Liv didn’t want to know. Her legs felt weak.

“You cannot see her face,” Camila said. “But I know it is her. They are searching the—metadata, I think it is called.”

“But is she okay?” Nora asked. “In the photo?”

“It is a trophy, I think,” Camila said. “A boast, you know.”

“Oh, no,” Liv said, sinking to the couch. A trophy. She could not think about what that meant for her own children. She would not. She put her arms around Camila, whose shoulders felt like a bird’s wings. Slight, hollow bones. “I’m so sorry,” she said.

Camila submitted to be held.

Liv kept stumbling over blank spots in her mind. She remembered reading about mad cow disease, how prions ate holes in the brain, left it like Swiss cheese. Her brain felt like that. There were places where fear had created a gap, places she could not go.

Nora sat across from them, perfectly still. “Do you have the picture?”

Camila pulled free from Liv. She produced a phone and touched uncertainly at the screen. An Instagram post—or a screenshot of one—appeared. She offered the phone, then looked away as Liv and Nora leaned over it.

The photograph was of a girl in a bed, face down.

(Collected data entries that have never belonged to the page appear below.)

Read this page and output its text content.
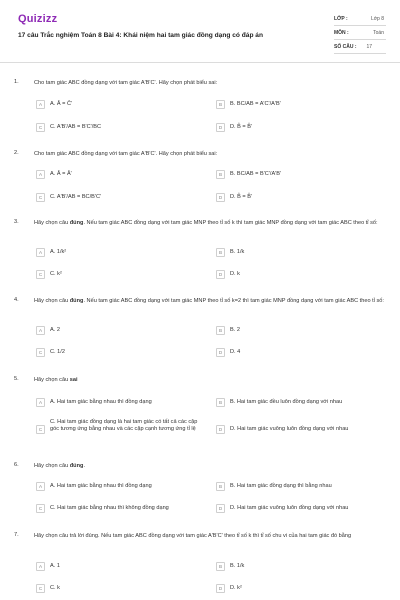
Quizizz
17 câu Trắc nghiệm Toán 8 Bài 4: Khái niệm hai tam giác đồng dạng có đáp án
LỚP :	Lớp 8
MÔN :	Toán
SỐ CÂU : 17
1.	Cho tam giác ABC đồng dạng với tam giác A'B'C'. Hãy chọn phát biểu sai:
A	A. Â = Ĉ'	B	B. BC/AB = A'C'/A'B'
C	C. A'B'/AB = B'C'/BC	D	D. B̂ = B̂'
2.	Cho tam giác ABC đồng dạng với tam giác A'B'C'. Hãy chọn phát biểu sai:
A	A. Â = Â'	B	B. BC/AB = B'C'/A'B'
C	C. A'B'/AB = BC/B'C'	D	D. B̂ = B̂'
3.	Hãy chọn câu đúng. Nếu tam giác ABC đồng dạng với tam giác MNP theo tỉ số k thì tam giác MNP đồng dạng với tam giác ABC theo tỉ số:
A	A. 1/k²	B	B. 1/k
C	C. k²	D	D. k
4.	Hãy chọn câu đúng. Nếu tam giác ABC đồng dạng với tam giác MNP theo tỉ số k=2 thì tam giác MNP đồng dạng với tam giác ABC theo tỉ số:
A	A. 2	B	B. 2
C	C. 1/2	D	D. 4
5.	Hãy chọn câu sai
A	A. Hai tam giác bằng nhau thì đồng dạng	B	B. Hai tam giác đều luôn đồng dạng với nhau
C
C. Hai tam giác đồng dạng là hai tam giác có tất cả các cặp góc tương ứng bằng nhau và các cặp cạnh tương ứng tỉ lệ	D	D. Hai tam giác vuông luôn đồng dạng với nhau
6.	Hãy chọn câu đúng.
A	A. Hai tam giác bằng nhau thì đồng dạng	B	B. Hai tam giác đồng dạng thì bằng nhau
C	C. Hai tam giác bằng nhau thì không đồng dạng	D	D. Hai tam giác vuông luôn đồng dạng với nhau
7.	Hãy chọn câu trả lời đúng. Nếu tam giác ABC đồng dạng với tam giác A'B'C' theo tỉ số k thì tỉ số chu vi của hai tam giác đó bằng
A	A. 1	B	B. 1/k
C	C. k	D	D. k²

She seemed to be naked, but only her back was visible. Her long hair was loose and damp over her face. It looked horrifyingly postcoital, but there were no identifying marks. No moles, no scars. Nothing on the smooth, lovely skin to prove that it was Isabel. The photograph had a filter on it, fading the edges dark, and Liv thought about the person who had taken it choosing a filter, trying Clarendon, X-Pro, Lo-Fi.